When over a year ago Mary Jo White appeared before the Senate for her confirmation hearing as chair of the SEC, she said that appraisal of the impact of high-speed trading on the markets would be a "very, very high priority" and spoke of a "sense of urgency". Yet here we are with nothing done and Michael Lewis way ahead of the government. She now says, "I think you really do want to do a soup to nuts review" that begins with the assumption that "the markets are not rigged".

a tax that almost everyone could love

So, taking stock, so to speak, what do we have here? A parallel universe of higher-frequency and higher-speed traders than the rest of the market, more than doubling the volume of the market every day with blizzards of in and out trades. And not even actual trades, necessarily. A high percentage of that volume is simply feelers — trades put on the wire only to discover the buy or sell price ahead of everyone else, but instantly canceled. These companies jump the line to get ahead of everyone else, siphon away money, adding no value and serving no public good. "Computerized scalping” in Lewis’ phrase.

It is in the market's best interest to cut the pointless traffic, and the surest method is a tax on trading, which was the solution we arrived at in our previous article in October 2012. With shabby tactics newly laid bare by the Michael Lewis book, that proposal has come up. A tax on trading is nothing new; John Maynard Keynes once proposed it. And there was a transfer tax levied on sales by New York until 1981 (rather, it is still imposed and — words fail — refunded back to the brokers that paid it).
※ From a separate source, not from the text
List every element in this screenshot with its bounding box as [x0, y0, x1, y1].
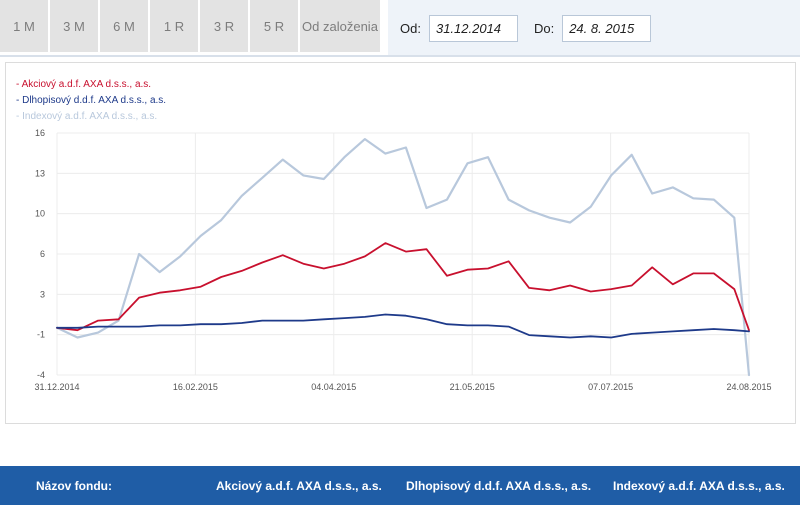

Trouble is, a tax on all stock trades is what is always broached, which would penalize everyone for no explicable reason unless it is to guarantee that no legislature will touch it. Clearly, as we put forth originally, any tax should be based formulaically on the volume of trades launched daily by a firm, and engineered to be zero for the typical banks, brokers, hedge funds, etc. trading at human speed and in human quantities.

The effect would be miraculous: plenty of money raised at the outset as a penalty for the burden imposed on order flow and the exchanges, quickly followed by greatly reduced volume when the high-speed traders realize how much their manic frenzy is costing them. But market manipulation seems to be a topic that flares up now and again, then fades, with nothing having been fixed, and that has left individual investors with the belief that this system, too, is rigged against them.